Quite often when you are heading to northern lattitudes, places like Norway, Canada or Iceland you will come across a lot of pictures of Aurora Borealis. You will see postcards with night skies filled up with amazing green lights.
But what is it? And what does it really look like to naked eye?
To keep it simple I will just say that this phenomenon is caused by particles blown away from the sun, which we call solar wind. When it reaches the Earth’s magnetic field it can set the sky ablaze! However it does not happen every night. Even if you go as far north as Tromsø in Norway 70°N.
Lady Aurora – will “she” be visable?
There are quite a few factors that can determin if you will be able to see the show.
We can divide them into 2 groups: sun raleted and Earth related.
The brightness and speed of Aurora moving throughout the sky depends on speed, dencity and velocity of solar wind. Earths magnetic field can have northern and southern spin, when it doesn not match it will push solar wind away from the atmosphere.
The last one is probaly the most annoying one. Even if the rest of the factors point to astral firework show your view can be obstructed by clouds.
When does it happen?
Does it happen only in winter, or only in the night? Hell no, it happens all year round, but we can observe it only in winter because we need the night to be dark. In summer beyond the arctic circle the sun does not go down at all.
This is why Aurora Hunters venture into cold winter darkness.
So now that you now how many different criteria need to be fulfilled you know it is not that easy, even if you are in the right place. Speaking of which, if the sun is very active and the solar wind is really strong you can see The Lights as far south as The Yellowstone NP 44°N. This is quite a rare event, for example in winter 2014/15 it happened just few times. Aurora can be just a faint green light or a pale rainbow moving through the sky, or sometimes it can dance all around the sky. The color of the lights depends on which element of the Astmosphere was affected by the solar wind. Neons works the same way. Different gases shine in different colors.
Aurora Australis which illuminates the southern sky tends to be more pink, while Northern Lights are mostly green. Don’t take it as a rule tho!
Aurora-service and a KP index
If you want to find out which night is the night I would suggest observing this webside. Aurora-service provides you with viral info about current conditions. However we still do not know how to predict sun’s activity in the future so you can only catch a glimps for 3 days ahead. You can see there current kp index. The higher it is, the stonger the solar wind, therefore you can see brighter lights and they can be observed further south.

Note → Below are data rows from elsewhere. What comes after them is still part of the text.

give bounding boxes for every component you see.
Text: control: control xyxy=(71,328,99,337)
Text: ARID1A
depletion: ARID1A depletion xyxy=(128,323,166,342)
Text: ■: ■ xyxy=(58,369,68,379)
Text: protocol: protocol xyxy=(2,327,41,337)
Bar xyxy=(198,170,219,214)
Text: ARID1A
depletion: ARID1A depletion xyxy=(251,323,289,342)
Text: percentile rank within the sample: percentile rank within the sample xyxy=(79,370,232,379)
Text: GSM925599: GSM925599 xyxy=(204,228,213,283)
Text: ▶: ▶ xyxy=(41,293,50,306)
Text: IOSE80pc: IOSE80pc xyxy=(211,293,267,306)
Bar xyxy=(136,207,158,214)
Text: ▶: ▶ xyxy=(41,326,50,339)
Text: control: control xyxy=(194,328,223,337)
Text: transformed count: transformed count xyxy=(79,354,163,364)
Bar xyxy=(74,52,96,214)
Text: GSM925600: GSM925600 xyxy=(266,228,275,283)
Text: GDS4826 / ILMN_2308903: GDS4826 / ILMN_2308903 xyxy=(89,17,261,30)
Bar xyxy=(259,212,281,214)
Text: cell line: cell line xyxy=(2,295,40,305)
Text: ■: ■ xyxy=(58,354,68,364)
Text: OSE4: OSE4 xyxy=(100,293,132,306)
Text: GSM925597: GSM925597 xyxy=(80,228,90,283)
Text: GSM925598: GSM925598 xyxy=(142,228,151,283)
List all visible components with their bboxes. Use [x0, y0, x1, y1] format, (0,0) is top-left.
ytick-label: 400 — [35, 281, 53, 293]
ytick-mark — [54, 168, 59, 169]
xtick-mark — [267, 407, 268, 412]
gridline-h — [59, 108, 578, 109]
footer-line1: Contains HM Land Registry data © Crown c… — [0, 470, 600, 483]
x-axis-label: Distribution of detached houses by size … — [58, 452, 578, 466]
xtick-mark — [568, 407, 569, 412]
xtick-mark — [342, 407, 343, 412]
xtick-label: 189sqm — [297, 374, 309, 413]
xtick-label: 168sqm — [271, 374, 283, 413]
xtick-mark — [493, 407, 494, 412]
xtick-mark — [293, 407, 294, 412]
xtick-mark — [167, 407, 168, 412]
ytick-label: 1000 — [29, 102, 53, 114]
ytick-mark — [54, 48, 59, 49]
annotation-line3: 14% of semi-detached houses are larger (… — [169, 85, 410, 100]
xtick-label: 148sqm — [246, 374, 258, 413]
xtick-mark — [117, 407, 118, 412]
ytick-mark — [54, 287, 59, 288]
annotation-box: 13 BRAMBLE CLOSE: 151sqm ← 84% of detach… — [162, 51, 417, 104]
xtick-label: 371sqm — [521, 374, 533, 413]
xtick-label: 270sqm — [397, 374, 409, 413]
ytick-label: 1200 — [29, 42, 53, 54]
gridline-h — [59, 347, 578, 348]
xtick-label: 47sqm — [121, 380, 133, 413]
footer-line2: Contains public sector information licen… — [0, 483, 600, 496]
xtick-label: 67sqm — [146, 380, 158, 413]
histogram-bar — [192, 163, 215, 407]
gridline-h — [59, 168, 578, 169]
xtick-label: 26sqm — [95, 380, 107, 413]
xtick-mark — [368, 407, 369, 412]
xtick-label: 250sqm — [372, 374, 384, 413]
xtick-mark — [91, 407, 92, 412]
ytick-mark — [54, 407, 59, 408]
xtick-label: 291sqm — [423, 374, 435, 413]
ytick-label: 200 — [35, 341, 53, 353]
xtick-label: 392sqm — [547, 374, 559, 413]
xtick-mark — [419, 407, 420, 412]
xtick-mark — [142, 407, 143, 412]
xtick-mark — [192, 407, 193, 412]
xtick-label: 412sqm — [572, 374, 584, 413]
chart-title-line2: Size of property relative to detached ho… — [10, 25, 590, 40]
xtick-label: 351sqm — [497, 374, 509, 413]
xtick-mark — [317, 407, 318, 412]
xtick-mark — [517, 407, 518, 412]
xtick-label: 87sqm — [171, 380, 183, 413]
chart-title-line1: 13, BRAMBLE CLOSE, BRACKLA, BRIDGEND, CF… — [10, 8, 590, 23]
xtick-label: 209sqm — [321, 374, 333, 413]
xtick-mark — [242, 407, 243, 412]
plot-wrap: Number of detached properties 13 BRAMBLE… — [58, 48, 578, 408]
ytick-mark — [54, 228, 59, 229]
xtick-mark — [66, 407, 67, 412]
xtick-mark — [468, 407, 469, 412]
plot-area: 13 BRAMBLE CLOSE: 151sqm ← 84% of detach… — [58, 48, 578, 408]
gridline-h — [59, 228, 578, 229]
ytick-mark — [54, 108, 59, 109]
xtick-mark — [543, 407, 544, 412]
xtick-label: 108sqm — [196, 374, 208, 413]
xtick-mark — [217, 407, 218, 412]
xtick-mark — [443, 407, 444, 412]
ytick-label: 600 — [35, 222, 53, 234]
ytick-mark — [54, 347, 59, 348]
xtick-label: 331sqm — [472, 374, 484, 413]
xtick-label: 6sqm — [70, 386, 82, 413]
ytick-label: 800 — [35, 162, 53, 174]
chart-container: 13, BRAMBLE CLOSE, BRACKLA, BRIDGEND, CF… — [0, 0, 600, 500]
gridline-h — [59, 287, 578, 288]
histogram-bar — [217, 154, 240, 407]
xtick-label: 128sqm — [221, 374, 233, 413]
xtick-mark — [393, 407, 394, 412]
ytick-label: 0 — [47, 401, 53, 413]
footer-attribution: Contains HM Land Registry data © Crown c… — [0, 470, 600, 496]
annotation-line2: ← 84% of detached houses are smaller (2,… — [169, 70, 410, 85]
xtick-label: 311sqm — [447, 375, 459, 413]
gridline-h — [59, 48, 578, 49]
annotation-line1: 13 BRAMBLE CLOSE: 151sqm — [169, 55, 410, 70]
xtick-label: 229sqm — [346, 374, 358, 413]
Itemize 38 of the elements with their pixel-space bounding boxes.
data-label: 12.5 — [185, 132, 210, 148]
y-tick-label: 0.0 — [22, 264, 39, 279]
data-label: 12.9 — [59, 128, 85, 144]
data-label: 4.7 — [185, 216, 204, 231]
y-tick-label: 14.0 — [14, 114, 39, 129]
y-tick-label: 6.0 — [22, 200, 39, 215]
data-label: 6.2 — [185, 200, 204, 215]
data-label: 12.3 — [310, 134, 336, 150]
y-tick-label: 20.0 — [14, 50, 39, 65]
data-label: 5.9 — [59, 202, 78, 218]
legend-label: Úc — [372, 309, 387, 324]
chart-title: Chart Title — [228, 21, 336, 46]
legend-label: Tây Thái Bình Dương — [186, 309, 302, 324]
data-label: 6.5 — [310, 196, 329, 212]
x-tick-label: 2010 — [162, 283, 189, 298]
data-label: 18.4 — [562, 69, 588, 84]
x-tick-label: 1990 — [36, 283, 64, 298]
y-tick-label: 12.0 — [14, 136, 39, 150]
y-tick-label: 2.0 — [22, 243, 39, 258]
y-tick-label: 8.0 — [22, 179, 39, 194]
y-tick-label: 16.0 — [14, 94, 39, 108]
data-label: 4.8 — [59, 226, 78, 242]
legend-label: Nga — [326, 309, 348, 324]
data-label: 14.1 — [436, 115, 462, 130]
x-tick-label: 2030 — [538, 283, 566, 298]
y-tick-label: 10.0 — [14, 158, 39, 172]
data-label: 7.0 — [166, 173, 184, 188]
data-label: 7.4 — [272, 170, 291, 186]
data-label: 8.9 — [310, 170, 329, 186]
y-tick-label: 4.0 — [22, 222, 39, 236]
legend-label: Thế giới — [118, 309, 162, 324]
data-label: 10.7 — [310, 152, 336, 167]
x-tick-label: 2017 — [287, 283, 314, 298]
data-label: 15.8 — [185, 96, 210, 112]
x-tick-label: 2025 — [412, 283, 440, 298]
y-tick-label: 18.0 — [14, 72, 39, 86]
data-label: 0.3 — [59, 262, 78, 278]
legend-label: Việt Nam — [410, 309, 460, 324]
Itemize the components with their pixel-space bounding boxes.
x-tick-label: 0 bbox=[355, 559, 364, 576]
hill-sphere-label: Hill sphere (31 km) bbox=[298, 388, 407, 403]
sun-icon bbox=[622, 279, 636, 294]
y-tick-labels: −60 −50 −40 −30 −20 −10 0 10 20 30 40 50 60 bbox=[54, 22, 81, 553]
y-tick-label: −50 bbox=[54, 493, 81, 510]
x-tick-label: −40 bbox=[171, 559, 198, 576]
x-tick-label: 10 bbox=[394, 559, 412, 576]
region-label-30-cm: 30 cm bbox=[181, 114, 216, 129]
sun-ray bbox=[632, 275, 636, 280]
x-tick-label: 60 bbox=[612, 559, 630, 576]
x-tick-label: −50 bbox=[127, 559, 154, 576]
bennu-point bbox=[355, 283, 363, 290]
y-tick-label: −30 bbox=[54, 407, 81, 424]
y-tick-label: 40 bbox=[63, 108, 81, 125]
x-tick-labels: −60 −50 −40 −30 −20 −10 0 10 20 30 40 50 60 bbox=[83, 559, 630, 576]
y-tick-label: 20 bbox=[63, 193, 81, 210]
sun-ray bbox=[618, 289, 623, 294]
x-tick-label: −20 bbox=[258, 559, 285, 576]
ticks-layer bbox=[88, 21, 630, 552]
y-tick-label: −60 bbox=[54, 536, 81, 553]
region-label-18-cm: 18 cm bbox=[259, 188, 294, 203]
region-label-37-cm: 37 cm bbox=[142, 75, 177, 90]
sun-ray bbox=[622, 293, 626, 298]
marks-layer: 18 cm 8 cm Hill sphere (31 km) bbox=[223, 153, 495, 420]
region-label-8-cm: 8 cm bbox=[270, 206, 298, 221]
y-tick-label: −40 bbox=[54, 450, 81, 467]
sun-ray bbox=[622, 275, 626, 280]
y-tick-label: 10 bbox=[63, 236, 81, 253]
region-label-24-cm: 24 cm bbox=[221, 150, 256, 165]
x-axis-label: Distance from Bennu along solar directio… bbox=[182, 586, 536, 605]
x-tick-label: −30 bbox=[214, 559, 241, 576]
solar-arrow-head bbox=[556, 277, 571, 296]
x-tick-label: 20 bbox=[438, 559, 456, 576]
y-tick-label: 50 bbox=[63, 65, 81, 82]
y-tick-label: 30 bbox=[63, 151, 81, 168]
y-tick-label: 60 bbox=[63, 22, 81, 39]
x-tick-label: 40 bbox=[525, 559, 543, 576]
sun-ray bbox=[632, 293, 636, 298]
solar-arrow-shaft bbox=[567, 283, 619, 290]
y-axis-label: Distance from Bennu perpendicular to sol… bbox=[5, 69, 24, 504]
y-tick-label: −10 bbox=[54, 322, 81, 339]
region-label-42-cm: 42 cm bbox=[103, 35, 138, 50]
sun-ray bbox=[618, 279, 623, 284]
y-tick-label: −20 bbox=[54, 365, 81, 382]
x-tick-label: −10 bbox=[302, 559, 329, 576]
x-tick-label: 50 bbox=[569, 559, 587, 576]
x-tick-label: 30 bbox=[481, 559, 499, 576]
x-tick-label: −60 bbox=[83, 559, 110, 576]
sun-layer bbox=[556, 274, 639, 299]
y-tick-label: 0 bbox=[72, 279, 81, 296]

Check the weather conditions first!
Before you leave your cosy, warm apartment and venture to cold, winter night don’t forget to check the cloud coverage in the region. When you are in tourist destinations there will most likely be companies providing some sort of “Aurora Experience”. Prices may vary due to locations and group sizes but they are usually quite high. You can rely on the experience of your guide or try your own luck. It is entirely up to you. Good luck hunthing the Lights!